Un aereo che cade

Pubblicato il 20-07-2016

di Michelangelo Dotta

di Michelangelo Dotta - Abbiamo lentamente imparato nostro malgrado a convivere con minacce, ritorsioni, video choc, distruzioni, rapimenti, esodi di massa, naufragi, esecuzioni e tutto il vasto repertorio dell’orrido che la mente umana è in grado di generare ma, a coronamento di tutto ciò che di aberrante abbiamo conosciuto, ci siamo altresì abituati alle conseguenti rivendicazioni da parte dello scellerato di turno.
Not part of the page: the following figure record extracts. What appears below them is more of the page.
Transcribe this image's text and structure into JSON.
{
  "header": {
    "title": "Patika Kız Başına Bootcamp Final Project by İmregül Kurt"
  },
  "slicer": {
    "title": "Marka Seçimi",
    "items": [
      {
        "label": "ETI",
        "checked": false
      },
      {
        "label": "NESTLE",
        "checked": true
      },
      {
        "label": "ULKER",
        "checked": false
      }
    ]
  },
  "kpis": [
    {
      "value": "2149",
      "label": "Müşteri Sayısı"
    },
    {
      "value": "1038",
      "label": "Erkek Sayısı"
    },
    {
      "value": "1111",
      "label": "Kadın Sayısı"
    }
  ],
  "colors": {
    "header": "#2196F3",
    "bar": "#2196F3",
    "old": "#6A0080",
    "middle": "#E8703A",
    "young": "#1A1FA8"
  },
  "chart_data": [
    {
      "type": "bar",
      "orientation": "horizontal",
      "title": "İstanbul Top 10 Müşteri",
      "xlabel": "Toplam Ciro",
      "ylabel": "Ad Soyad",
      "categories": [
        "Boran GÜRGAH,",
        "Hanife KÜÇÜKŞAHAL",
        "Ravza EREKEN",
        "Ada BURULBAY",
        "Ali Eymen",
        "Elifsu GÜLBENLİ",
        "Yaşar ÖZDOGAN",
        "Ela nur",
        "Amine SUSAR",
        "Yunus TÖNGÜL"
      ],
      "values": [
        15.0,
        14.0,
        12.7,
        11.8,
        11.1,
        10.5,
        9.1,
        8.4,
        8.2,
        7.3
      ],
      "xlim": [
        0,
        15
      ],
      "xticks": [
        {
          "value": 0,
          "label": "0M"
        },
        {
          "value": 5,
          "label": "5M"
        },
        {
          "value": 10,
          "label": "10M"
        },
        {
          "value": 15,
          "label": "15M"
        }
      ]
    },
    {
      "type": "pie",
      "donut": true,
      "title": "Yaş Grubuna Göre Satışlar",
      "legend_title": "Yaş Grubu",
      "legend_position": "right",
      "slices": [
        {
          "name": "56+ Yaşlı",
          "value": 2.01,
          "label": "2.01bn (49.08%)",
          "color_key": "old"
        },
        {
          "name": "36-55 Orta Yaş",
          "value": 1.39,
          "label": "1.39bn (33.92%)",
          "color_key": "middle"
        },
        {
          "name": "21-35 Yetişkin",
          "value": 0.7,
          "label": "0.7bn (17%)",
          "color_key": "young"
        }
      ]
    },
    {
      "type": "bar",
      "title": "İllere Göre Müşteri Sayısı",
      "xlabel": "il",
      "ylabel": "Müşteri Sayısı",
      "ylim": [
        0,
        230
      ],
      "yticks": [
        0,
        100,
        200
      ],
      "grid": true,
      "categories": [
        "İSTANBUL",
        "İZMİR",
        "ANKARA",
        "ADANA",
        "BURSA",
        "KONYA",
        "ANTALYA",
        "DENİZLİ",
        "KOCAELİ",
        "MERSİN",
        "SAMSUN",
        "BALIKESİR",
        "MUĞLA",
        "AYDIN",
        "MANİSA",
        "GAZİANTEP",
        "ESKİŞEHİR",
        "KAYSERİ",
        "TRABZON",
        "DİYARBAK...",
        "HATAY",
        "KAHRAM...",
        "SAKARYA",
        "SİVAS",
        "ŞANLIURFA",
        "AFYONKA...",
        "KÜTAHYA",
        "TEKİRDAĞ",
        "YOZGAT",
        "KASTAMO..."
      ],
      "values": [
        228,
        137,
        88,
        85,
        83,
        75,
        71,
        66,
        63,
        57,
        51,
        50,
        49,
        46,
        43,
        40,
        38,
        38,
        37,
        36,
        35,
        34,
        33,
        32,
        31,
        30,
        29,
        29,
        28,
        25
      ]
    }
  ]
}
La firma identifica di fatto il nemico, circoscrive un ambito, indica una strada, suggerisce uno scenario strategico, in qualche misura tranquillizza le masse, fiduciose che qualcuno, nella determinata circostanza, possa e sappia agire di conseguenza. Ma nell’ultimo caso dell’aereo egiziano scomparso nel Mediterraneo, decollato da Parigi e mai giunto al Cairo, alla tragedia degli ignari passeggeri, con il passare dei giorni e delle settimane, si è aggiunto l’incubo della mancata rivendicazione, la firma di chi nell’ombra distilla e distribuisce pillole di terrore.

È vero che senza l’analisi delle due scatole nere sepolte nel mare davanti ad Alessandria resta in piedi qualsiasi opzione rispetto alle cause del disastro, ma il ritrovamento dei resti di quel volo, e in particolare di quelli umani, non più grandi di una mano, rimanda subito alle conseguenze di un’esplosione dell’aereo. In pieno clima vacanziero, con la mente già proiettata ad assaporare esotiche fragranze in lidi lontani, il silenzio pesa come un macigno: tragico destino o nuova strategia, avaria meccanica o escalation di un terrorismo che conduce esperimenti nascosti per collaudare e perfezionare le sue tecniche in vista di un gesto clamoroso?

Anche le televisioni ed i giornali hanno abbandonato in fretta la notizia. Nel dubbio e senza rivendicazione alcuna, un aereo che cade entra a pieno titolo nella casistica delle disgrazie e nel computo delle possibilità di chi sceglie quel mezzo per spostarsi; ma a ridosso delle nostre meritate vacanze il misterioso silenzio che è calato inquieta di più, instilla il tarlo di una insicurezza che va al di là delle semplici percentuali statistiche.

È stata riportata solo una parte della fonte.